Баруменд, как и дочь Джавидана — Кялдания, с головы до пят 'была одета в красное. Свекровь и невестка расставляли блюда с угощениями на широкой скатерти. Им помогали повара с белыми повязками на рту. Перед каждым тюфячком стоял кувшин с муганским вином, а возле кувшина — глиняный кубок. Гостей ожидали сочные душистые плоды благодатных садов.

Баруменд хлопотала, желая, чтобы послы и гости остались довольны ее сыном. "Если б Абдулла был жив, увидел бы, как сияет звезда Бабека. Я судьбу Бабека во сне увидела. Вот если бы и Джавидан был жив. Великому Ормузду виднее. Я рада, что Кялдания выпала на долю Бабека, хорошая она невестка".

Бабек пришел в пиршественный зал раньше гостей. Он был в боевых доспехах. Это стало его привычкой. Он, как Мотасим, даже спал не выпуская оружия из рук. Бабек сел, сложив ноги по-турецки. Справа и слева от него расположились военачальники. Перед Бабеком лежала большая, цветная карта. Это была карта, начерченная философом аль-Кинди. Бабек размышлял, время от времени ставя какие-то знаки. Гору Хаштадсар он обвел кружком.
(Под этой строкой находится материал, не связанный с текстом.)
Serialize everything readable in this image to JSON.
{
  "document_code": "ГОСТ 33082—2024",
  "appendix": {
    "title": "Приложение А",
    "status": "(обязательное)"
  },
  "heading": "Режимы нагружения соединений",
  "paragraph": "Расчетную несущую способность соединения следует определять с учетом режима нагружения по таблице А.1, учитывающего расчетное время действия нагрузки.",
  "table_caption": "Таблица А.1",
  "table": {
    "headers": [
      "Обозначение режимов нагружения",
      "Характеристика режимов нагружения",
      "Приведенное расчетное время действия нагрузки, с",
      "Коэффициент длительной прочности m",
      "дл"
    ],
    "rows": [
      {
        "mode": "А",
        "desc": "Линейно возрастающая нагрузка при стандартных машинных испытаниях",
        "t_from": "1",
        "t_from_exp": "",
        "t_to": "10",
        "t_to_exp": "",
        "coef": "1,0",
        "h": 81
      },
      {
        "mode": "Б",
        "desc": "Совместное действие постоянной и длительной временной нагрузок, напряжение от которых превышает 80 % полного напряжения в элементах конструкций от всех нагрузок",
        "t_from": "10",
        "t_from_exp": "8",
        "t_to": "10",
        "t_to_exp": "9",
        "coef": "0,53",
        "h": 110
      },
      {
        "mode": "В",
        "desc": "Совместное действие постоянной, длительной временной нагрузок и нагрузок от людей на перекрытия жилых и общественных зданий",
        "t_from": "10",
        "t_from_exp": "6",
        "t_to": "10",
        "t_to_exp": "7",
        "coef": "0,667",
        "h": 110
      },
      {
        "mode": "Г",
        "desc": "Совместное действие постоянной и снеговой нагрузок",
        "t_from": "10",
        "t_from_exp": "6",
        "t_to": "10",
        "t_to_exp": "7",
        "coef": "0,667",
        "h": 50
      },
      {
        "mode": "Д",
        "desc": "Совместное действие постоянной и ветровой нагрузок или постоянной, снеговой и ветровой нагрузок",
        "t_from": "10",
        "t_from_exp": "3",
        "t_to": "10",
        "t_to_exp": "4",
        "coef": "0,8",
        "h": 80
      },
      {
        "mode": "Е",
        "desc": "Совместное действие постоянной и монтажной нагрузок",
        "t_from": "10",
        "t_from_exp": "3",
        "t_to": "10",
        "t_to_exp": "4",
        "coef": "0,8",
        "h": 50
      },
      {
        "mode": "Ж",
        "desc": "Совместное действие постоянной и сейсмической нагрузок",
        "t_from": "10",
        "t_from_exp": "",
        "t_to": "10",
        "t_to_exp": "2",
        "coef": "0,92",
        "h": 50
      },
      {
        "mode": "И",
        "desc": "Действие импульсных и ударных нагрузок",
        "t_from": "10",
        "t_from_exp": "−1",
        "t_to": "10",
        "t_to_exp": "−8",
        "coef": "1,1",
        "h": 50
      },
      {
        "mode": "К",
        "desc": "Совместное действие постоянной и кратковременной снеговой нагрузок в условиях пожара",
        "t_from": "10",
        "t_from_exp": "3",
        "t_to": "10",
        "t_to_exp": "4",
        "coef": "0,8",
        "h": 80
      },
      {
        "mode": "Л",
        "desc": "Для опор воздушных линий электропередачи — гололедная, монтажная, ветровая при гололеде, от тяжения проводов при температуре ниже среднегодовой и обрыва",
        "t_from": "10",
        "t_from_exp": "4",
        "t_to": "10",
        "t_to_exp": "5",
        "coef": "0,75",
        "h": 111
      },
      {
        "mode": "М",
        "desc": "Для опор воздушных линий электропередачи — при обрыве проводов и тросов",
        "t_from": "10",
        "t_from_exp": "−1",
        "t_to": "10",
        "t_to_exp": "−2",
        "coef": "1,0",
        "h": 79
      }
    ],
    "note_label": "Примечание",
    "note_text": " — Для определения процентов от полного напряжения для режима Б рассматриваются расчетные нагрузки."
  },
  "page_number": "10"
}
— К подножью этой горы нам надо привести по меньшей мере десятитысячное войско, а еще двадцать тысяч держать в запасе. Потому я созвал начальников всех крепостей. Посмотрим, сколько пеших и конных они выставят.

Военачальники внимали молча. Без позволения Бабека никто не смел прервать его. Вошел телохранитель. У него в руках был раненый голубь. Письмо, привязанное к лапке птицы, было в крови.

— Великий вождь, наши соколы схватили этого голубя.

— Дай-ка мне.

Телохранитель протянул голубя Бабеку.

Раненый голубь, мигая глазами, то бился всем телом, то пускал в ход свой клюв, пытаясь избавиться от рук Бабека. Бабек вынул из золотого кольца на лапке голубя письмо, а птицу возвратил телохранителю.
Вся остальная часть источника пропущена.